OpenLMLab / LOMO

LOMO: LOw-Memory Optimization
MIT License
978 stars 68 forks source link

Is LOMO a concurrent work of the official implementation? #43

Closed DesperateExplorer closed 1 year ago

DesperateExplorer commented 1 year ago

Dear authors, I notice that in the official implementation of PyTorch, there is an internal implementation of optimizer_hook registry merged into the main branch in March, 2023. It will be very kind of you to shed light on the following two points:

  1. Current implementation of LOMO does not support nontrivial learning rate scheduler while the official implemention seems can; so is there any compatibility-memory-efficiency trade-off between the opt.step() style in the official one and the implementation of LOMO?
  2. According to my understanding, LOMO is compatible with model parallelism by and only by tensor parallelism. Is such an understanding reasonable and whether LOMO has an edge over the official implementation in torch.distributed.optim in terms of model parallelism?

Thanks!

QipengGuo commented 1 year ago

Sure, this is a concurrent work of official implementation.

  1. I think there is no trade-off for memory usage, but we not only added hook functions but also changed the optimization process, for instance, computing the backward twice to support gradient normalization.

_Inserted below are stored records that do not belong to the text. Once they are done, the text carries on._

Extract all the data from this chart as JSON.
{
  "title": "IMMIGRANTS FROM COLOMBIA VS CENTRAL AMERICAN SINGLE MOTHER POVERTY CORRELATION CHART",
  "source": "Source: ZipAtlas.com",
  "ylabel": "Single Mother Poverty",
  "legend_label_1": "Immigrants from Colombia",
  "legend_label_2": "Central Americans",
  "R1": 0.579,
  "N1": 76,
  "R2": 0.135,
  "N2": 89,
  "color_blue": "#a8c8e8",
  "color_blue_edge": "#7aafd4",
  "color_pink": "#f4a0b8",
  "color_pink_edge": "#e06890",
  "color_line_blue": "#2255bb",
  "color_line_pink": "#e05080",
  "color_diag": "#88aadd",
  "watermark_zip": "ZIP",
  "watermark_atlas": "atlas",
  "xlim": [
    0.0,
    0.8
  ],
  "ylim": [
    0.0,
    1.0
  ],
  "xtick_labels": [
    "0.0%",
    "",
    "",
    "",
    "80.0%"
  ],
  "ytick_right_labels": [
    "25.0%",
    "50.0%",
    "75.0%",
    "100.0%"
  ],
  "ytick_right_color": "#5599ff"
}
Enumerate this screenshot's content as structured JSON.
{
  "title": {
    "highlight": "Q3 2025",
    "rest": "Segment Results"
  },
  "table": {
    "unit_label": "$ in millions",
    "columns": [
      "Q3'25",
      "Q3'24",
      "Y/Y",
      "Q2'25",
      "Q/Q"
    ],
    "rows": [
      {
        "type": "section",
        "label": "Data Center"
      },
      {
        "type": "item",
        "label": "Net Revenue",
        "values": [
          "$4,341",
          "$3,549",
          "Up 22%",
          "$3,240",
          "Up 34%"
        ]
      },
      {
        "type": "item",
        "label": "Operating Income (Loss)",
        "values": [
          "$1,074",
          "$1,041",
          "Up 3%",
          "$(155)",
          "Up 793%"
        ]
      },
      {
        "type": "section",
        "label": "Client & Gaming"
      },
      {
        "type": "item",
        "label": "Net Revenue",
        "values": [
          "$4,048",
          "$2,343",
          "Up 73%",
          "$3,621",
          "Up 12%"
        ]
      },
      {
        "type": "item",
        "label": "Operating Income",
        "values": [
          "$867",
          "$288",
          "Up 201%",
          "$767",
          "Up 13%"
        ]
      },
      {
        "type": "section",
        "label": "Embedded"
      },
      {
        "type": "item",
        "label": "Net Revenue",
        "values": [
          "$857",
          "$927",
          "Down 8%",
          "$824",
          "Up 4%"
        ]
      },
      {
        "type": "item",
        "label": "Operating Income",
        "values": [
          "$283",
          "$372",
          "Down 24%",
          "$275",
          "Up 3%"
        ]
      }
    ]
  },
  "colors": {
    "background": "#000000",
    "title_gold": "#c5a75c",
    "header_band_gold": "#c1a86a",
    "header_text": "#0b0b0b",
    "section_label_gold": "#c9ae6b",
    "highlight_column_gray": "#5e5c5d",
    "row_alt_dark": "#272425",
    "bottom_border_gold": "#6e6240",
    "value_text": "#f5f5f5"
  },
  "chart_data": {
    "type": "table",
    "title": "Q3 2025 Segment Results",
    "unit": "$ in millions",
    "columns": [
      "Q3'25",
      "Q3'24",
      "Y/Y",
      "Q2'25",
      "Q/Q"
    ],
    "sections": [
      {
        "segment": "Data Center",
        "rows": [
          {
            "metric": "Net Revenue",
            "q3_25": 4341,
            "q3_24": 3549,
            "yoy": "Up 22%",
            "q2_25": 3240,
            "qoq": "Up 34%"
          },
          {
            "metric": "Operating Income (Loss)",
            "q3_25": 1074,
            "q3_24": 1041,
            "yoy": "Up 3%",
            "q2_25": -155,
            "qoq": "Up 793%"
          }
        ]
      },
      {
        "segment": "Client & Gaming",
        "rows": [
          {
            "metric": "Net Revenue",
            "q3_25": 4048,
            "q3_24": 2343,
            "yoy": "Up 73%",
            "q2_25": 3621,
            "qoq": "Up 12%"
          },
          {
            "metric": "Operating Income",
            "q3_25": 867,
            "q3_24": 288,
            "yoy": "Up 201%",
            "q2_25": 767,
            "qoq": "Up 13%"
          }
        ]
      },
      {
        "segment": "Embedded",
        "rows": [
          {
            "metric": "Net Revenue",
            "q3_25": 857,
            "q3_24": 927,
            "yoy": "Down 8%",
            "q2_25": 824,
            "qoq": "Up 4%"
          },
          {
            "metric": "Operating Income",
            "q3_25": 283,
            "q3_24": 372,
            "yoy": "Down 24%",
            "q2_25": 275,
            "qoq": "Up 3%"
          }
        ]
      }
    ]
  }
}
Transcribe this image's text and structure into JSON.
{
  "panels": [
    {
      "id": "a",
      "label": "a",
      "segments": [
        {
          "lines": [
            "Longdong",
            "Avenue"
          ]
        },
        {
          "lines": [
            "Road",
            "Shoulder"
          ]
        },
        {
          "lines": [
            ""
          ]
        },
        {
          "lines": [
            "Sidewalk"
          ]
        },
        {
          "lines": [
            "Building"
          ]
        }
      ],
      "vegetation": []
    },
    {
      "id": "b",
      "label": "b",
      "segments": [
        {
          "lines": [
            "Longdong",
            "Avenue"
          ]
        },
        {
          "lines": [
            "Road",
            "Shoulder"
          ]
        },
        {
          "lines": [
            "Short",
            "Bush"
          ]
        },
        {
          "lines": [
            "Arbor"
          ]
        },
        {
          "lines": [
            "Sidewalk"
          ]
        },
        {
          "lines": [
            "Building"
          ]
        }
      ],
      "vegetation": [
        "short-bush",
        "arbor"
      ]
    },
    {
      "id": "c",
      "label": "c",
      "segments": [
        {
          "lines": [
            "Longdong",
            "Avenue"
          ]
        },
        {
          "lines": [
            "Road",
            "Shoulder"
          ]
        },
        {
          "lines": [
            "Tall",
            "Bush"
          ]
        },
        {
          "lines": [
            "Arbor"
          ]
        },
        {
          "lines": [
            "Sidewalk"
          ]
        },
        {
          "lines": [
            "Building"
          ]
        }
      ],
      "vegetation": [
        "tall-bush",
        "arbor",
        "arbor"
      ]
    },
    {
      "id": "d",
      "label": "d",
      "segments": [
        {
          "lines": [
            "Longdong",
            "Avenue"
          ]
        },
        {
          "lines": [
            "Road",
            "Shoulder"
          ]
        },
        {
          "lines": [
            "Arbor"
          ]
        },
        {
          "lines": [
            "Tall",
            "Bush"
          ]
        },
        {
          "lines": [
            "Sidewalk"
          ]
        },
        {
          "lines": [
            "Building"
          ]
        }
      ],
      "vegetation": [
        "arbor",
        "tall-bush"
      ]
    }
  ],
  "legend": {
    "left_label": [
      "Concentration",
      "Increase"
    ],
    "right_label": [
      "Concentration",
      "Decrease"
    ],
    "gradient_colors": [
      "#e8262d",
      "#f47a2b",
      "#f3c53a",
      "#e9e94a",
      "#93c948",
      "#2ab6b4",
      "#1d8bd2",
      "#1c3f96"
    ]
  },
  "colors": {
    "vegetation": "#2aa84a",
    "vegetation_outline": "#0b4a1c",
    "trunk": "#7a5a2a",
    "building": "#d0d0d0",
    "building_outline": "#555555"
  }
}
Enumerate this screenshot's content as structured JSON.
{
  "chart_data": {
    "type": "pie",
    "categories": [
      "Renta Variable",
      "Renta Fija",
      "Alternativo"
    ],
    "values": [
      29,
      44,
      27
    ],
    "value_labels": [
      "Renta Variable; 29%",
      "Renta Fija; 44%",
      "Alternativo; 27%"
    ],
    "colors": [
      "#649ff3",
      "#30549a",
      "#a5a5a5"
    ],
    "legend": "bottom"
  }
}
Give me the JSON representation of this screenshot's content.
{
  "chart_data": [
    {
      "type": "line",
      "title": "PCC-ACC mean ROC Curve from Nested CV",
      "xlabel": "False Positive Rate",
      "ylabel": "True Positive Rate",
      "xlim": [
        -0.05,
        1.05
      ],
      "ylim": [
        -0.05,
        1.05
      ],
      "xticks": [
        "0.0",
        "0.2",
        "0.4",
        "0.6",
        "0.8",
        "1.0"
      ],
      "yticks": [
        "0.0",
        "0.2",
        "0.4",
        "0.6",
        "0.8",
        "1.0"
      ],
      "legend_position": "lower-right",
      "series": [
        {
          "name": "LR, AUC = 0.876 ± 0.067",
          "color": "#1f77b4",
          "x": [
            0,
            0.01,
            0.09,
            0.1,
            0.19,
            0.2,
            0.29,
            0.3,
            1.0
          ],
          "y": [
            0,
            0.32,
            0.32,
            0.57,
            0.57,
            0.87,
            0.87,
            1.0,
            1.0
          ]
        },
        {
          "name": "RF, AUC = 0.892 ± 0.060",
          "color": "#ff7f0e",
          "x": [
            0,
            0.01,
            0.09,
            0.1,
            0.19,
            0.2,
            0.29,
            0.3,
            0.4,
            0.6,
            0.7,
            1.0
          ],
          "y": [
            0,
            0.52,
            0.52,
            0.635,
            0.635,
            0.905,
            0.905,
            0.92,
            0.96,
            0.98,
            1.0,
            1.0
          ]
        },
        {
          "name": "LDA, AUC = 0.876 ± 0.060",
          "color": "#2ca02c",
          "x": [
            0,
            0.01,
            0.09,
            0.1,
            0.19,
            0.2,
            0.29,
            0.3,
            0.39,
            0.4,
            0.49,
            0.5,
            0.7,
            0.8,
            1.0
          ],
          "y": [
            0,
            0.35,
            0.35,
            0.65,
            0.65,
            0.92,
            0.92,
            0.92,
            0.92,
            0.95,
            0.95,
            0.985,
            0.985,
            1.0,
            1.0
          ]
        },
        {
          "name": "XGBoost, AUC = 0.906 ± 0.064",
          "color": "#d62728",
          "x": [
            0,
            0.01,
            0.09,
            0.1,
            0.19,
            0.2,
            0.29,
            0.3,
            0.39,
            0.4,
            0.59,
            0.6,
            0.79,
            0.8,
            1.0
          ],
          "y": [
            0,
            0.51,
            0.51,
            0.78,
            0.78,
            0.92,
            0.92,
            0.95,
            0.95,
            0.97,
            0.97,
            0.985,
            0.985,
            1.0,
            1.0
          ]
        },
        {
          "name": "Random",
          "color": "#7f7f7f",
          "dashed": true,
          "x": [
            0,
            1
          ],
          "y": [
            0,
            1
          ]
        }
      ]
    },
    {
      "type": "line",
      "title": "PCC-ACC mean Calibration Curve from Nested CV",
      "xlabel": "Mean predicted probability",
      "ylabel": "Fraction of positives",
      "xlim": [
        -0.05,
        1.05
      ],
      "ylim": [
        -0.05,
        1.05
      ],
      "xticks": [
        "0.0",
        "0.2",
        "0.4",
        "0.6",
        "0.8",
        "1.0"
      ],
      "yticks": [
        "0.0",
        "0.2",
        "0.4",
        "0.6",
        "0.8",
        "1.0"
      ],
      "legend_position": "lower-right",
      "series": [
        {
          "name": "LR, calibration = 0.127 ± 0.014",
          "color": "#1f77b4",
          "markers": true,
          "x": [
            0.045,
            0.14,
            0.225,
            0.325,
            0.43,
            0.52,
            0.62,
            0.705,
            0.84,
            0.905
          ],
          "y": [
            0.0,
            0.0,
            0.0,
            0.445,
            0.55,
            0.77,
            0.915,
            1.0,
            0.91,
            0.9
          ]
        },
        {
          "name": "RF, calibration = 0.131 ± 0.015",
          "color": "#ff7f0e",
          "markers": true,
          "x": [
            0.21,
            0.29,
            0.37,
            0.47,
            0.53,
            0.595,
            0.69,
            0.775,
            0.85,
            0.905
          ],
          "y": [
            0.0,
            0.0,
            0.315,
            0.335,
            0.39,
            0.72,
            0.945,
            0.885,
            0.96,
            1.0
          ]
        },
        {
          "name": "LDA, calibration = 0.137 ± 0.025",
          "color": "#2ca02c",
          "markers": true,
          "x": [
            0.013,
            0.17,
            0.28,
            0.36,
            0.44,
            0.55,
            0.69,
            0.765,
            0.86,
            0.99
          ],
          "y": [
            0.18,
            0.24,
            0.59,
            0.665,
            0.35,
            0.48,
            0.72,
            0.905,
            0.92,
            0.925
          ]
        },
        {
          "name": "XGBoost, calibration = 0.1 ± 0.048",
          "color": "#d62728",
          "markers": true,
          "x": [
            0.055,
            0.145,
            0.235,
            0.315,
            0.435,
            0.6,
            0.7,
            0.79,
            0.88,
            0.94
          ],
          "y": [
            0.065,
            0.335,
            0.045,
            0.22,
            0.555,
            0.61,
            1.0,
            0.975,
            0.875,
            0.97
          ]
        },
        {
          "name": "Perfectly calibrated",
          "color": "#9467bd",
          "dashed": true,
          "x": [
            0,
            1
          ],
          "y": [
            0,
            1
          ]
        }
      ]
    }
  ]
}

We are contacting the huggingface team to see if we can contribute to their trainer.
  2. LOMO is compatible with pipeline parallelism and Zero as well. However, I think Zero may be degraded when using SGD. In general, any model parallelism written in native PyTorch and using default backward pass is compatible with LOMO. Otherwise, we need some extract efforts, for instance, we show the integration of deepspeed in this repo. For more support, you check another project
DesperateExplorer commented 1 year ago

Sure, this is a concurrent work of official implementation.

  1. I think there is no trade-off for memory usage, but we not only added hook functions but also changed the optimization process, for instance, computing the backward twice to support gradient normalization. We are contacting the huggingface team to see if we can contribute to their trainer.
  2. LOMO is compatible with pipeline parallelism and Zero as well. However, I think Zero may be degraded when using SGD. In general, any model parallelism written in native PyTorch and using default backward pass is compatible with LOMO. Otherwise, we need some extract efforts, for instance, we show the integration of deepspeed in this repo. For more support, you check another project

Deepspeed itself has a config param called "gradient_clipping", which seems to be a clipping-by-norm config param. Whether this config param has any effect on the gradients when using Lomo, under the current implementation in this repo?

KaiLv69 commented 1 year ago

Hi, this param has no effect and the gradient-related params are set via clip_grad_norm and clip_grad_value in Lomo class. gradient_clipping is a param for DeepSpeed's optimizer. Since we don't init optimizer with DeepSpeed, it has no effect.

DesperateExplorer commented 1 year ago

Thanks.